William Charles Anderson (born May 5, 1986) is an American singer and songwriter who is best known as the lead vocalist of the American pop rock band Parachute.

==Early life==
Anderson was born in Sacramento, California but his family later moved to Charlottesville, Virginia. His father, Mark, is a physician and a professor of radiology and orthopaedic surgery at the University of Virginia. He has two brothers, Charles and John, and a sister, Jane. He began taking piano lessons at a young age and his parents bought him his first guitar as a Christmas present when he was eleven years old. He worked as a lifeguard in both high school and college. Anderson graduated from the University of Virginia in 2008, having majored in music.

==Career==
Anderson formed the band Sparky's Flaw in high school with his classmates Kit French, Johnny Stubblefield, and Alex Hargrave.
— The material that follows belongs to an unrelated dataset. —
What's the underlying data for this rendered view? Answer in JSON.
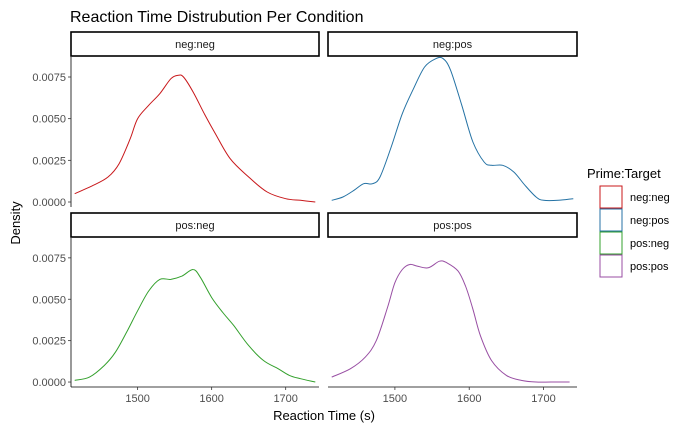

He met Nate McFarland while studying at the University of Virginia; they were both members of The Virginia Gentlemen. McFarland joined the band as a lead guitarist and Sparky's Flaw released two independent EPs. They later changed their band name to Parachute. Parachute played many college shows and were signed to Mercury Records during Anderson's third year of college in 2007.
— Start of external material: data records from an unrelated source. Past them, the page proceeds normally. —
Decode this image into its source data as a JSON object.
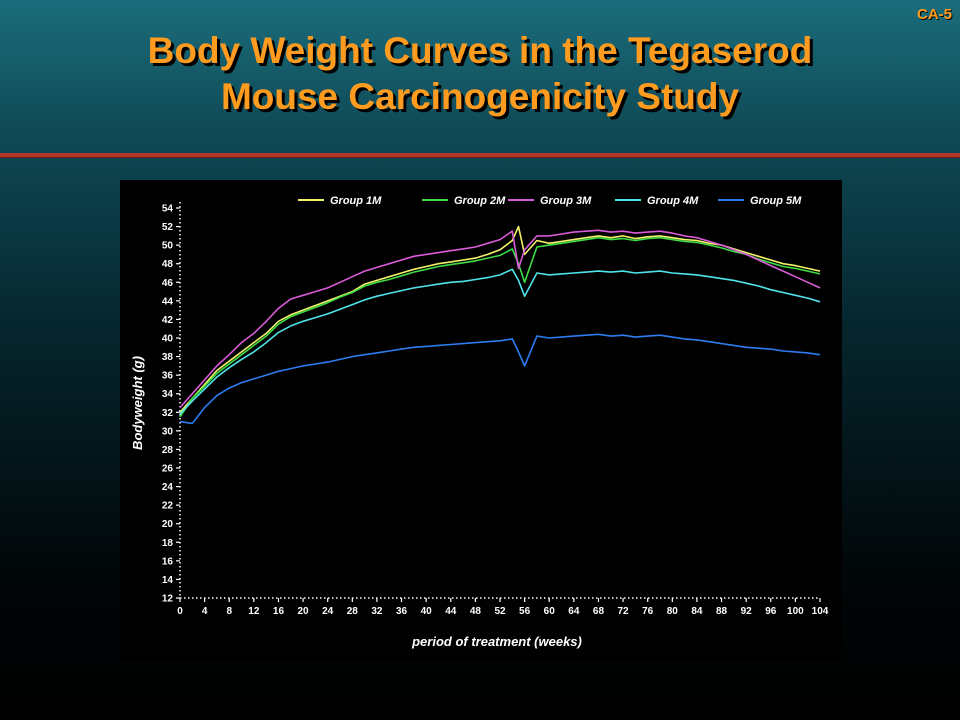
{
  "slide": {
    "id": "CA-5",
    "title_lines": [
      "Body Weight Curves in the Tegaserod",
      "Mouse Carcinogenicity Study"
    ]
  },
  "chart_data": {
    "type": "line",
    "xlabel": "period of treatment (weeks)",
    "ylabel": "Bodyweight (g)",
    "xlim": [
      0,
      104
    ],
    "ylim": [
      12,
      54
    ],
    "xticks": [
      0,
      4,
      8,
      12,
      16,
      20,
      24,
      28,
      32,
      36,
      40,
      44,
      48,
      52,
      56,
      60,
      64,
      68,
      72,
      76,
      80,
      84,
      88,
      92,
      96,
      100,
      104
    ],
    "yticks": [
      12,
      14,
      16,
      18,
      20,
      22,
      24,
      26,
      28,
      30,
      32,
      34,
      36,
      38,
      40,
      42,
      44,
      46,
      48,
      50,
      52,
      54
    ],
    "grid": false,
    "legend_position": "top",
    "x": [
      0,
      2,
      4,
      6,
      8,
      10,
      12,
      14,
      16,
      18,
      20,
      22,
      24,
      26,
      28,
      30,
      32,
      34,
      36,
      38,
      40,
      42,
      44,
      46,
      48,
      50,
      52,
      54,
      55,
      56,
      58,
      60,
      62,
      64,
      66,
      68,
      70,
      72,
      74,
      76,
      78,
      80,
      82,
      84,
      86,
      88,
      90,
      92,
      94,
      96,
      98,
      100,
      102,
      104
    ],
    "series": [
      {
        "name": "Group 1M",
        "color": "#f2f26a",
        "values": [
          32.0,
          33.5,
          35.0,
          36.5,
          37.5,
          38.5,
          39.5,
          40.5,
          41.8,
          42.5,
          43.0,
          43.5,
          44.0,
          44.5,
          45.0,
          45.8,
          46.2,
          46.6,
          47.0,
          47.4,
          47.7,
          48.0,
          48.2,
          48.4,
          48.6,
          49.0,
          49.5,
          50.5,
          52.0,
          49.0,
          50.5,
          50.2,
          50.4,
          50.6,
          50.8,
          51.0,
          50.8,
          51.0,
          50.7,
          50.9,
          51.0,
          50.8,
          50.6,
          50.5,
          50.2,
          50.0,
          49.6,
          49.2,
          48.8,
          48.4,
          48.0,
          47.8,
          47.5,
          47.2
        ]
      },
      {
        "name": "Group 2M",
        "color": "#3ddc45",
        "values": [
          31.5,
          33.5,
          34.8,
          36.2,
          37.2,
          38.2,
          39.2,
          40.2,
          41.5,
          42.3,
          42.8,
          43.3,
          43.8,
          44.4,
          44.9,
          45.6,
          46.0,
          46.3,
          46.7,
          47.1,
          47.4,
          47.7,
          47.9,
          48.1,
          48.3,
          48.6,
          48.9,
          49.6,
          48.0,
          46.0,
          49.8,
          50.0,
          50.2,
          50.4,
          50.6,
          50.8,
          50.6,
          50.7,
          50.5,
          50.7,
          50.8,
          50.6,
          50.4,
          50.3,
          50.0,
          49.7,
          49.3,
          49.0,
          48.5,
          48.1,
          47.7,
          47.5,
          47.2,
          46.9
        ]
      },
      {
        "name": "Group 3M",
        "color": "#d95bd8",
        "values": [
          32.5,
          34.0,
          35.5,
          37.0,
          38.2,
          39.5,
          40.5,
          41.8,
          43.2,
          44.2,
          44.6,
          45.0,
          45.4,
          46.0,
          46.6,
          47.2,
          47.6,
          48.0,
          48.4,
          48.8,
          49.0,
          49.2,
          49.4,
          49.6,
          49.8,
          50.2,
          50.6,
          51.5,
          47.5,
          49.5,
          51.0,
          51.0,
          51.2,
          51.4,
          51.5,
          51.6,
          51.4,
          51.5,
          51.3,
          51.4,
          51.5,
          51.3,
          51.0,
          50.8,
          50.4,
          50.0,
          49.5,
          49.0,
          48.4,
          47.8,
          47.2,
          46.6,
          46.0,
          45.4
        ]
      },
      {
        "name": "Group 4M",
        "color": "#4fe4ea",
        "values": [
          31.8,
          33.2,
          34.5,
          35.8,
          36.8,
          37.7,
          38.5,
          39.5,
          40.6,
          41.3,
          41.8,
          42.2,
          42.6,
          43.1,
          43.6,
          44.1,
          44.5,
          44.8,
          45.1,
          45.4,
          45.6,
          45.8,
          46.0,
          46.1,
          46.3,
          46.5,
          46.8,
          47.4,
          46.2,
          44.5,
          47.0,
          46.8,
          46.9,
          47.0,
          47.1,
          47.2,
          47.1,
          47.2,
          47.0,
          47.1,
          47.2,
          47.0,
          46.9,
          46.8,
          46.6,
          46.4,
          46.2,
          45.9,
          45.6,
          45.2,
          44.9,
          44.6,
          44.3,
          43.9
        ]
      },
      {
        "name": "Group 5M",
        "color": "#2d7cf0",
        "values": [
          31.0,
          30.8,
          32.5,
          33.8,
          34.6,
          35.2,
          35.6,
          36.0,
          36.4,
          36.7,
          37.0,
          37.2,
          37.4,
          37.7,
          38.0,
          38.2,
          38.4,
          38.6,
          38.8,
          39.0,
          39.1,
          39.2,
          39.3,
          39.4,
          39.5,
          39.6,
          39.7,
          39.9,
          38.5,
          37.0,
          40.2,
          40.0,
          40.1,
          40.2,
          40.3,
          40.4,
          40.2,
          40.3,
          40.1,
          40.2,
          40.3,
          40.1,
          39.9,
          39.8,
          39.6,
          39.4,
          39.2,
          39.0,
          38.9,
          38.8,
          38.6,
          38.5,
          38.4,
          38.2
        ]
      }
    ]
  }
}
Parachute has released five albums since 2009, and has toured with artists including Switchfoot, Kelly Clarkson, NEEDTOBREATHE, Jon McLaughlin, The Script, Mat Kearney, and The Goo Goo Dolls.
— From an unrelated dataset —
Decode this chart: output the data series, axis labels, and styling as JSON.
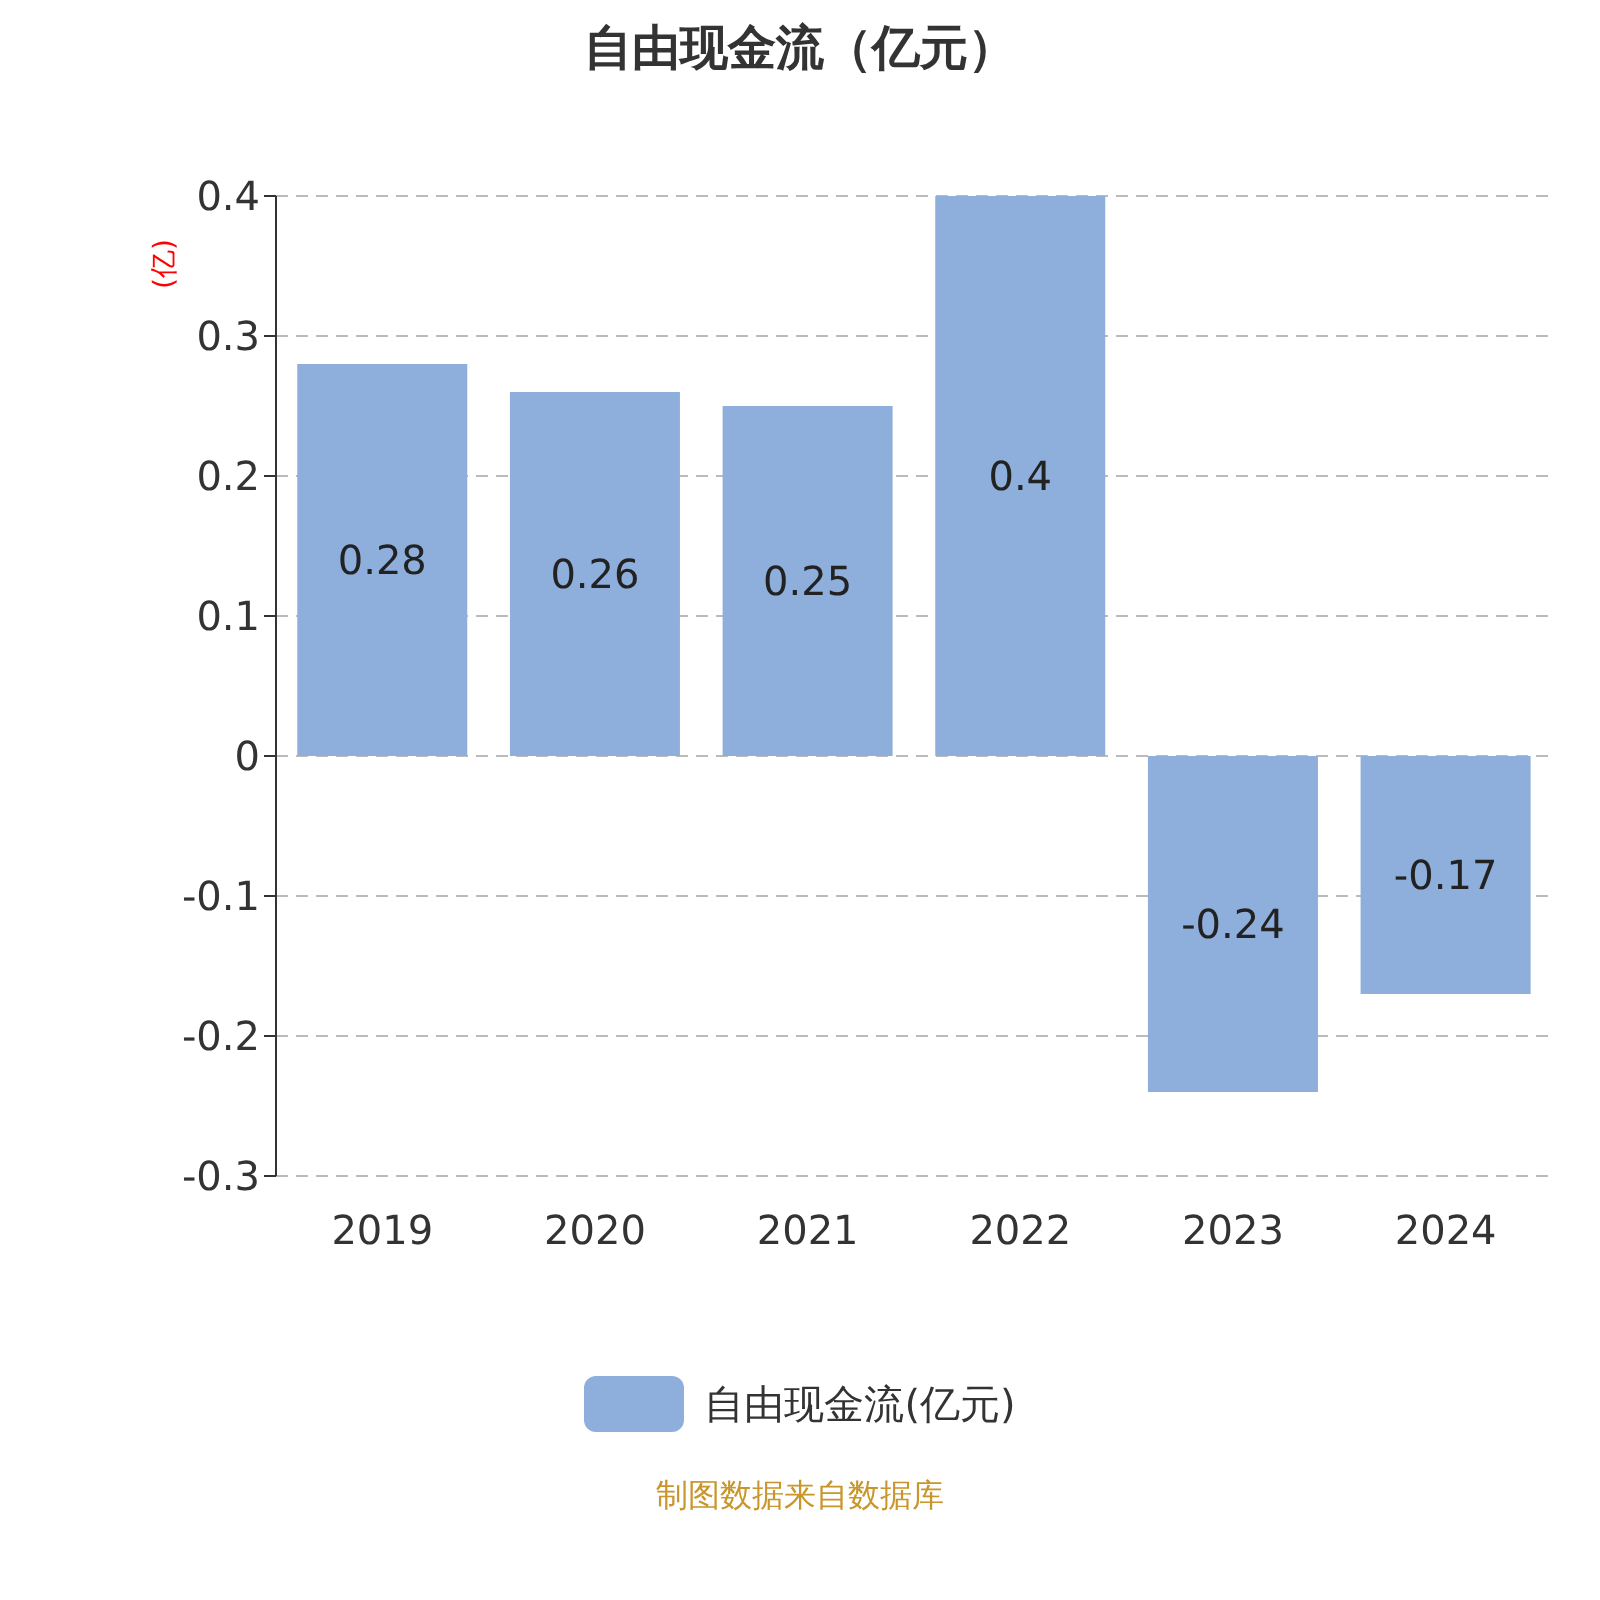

On January 22, 2025, Will announced on his Instagram page that he is recording and will be releasing a solo album.

==Influences==
In his teenage years, Anderson was a fan of Ben Folds Five, John Mayer and Dave Matthews Band: "Honestly, I think Dave Matthews Band is pretty much the reason we all wanted to be in a band. They were huge at the time we were coming together." Tragic Kingdom by No Doubt and Motorcade of Generosity by Cake were the first albums he ever bought. He has named Billy Joel, Paul Simon, Elton John, and Stevie Wonder as his top four songwriting influences, characterizing them as "classic singer-songwriters". He describes Sam Cooke as his favorite singer "of all time".

==Personal life==
Anderson lived in Nashville, Tennessee in from 2010 to 2016. "Everything here is about music, at least amongst my friends and I. It's fun to be in a place where everybody is thinking about writing ... and just loves talking about it." He owns a Maltese Chihuahua mix named Eddie. In 2017, Anderson married American poet Courtney Kampa. On November 14, 2022, Kampa died in her sleep, at the age of 35. Her cause of death has not been revealed to the public.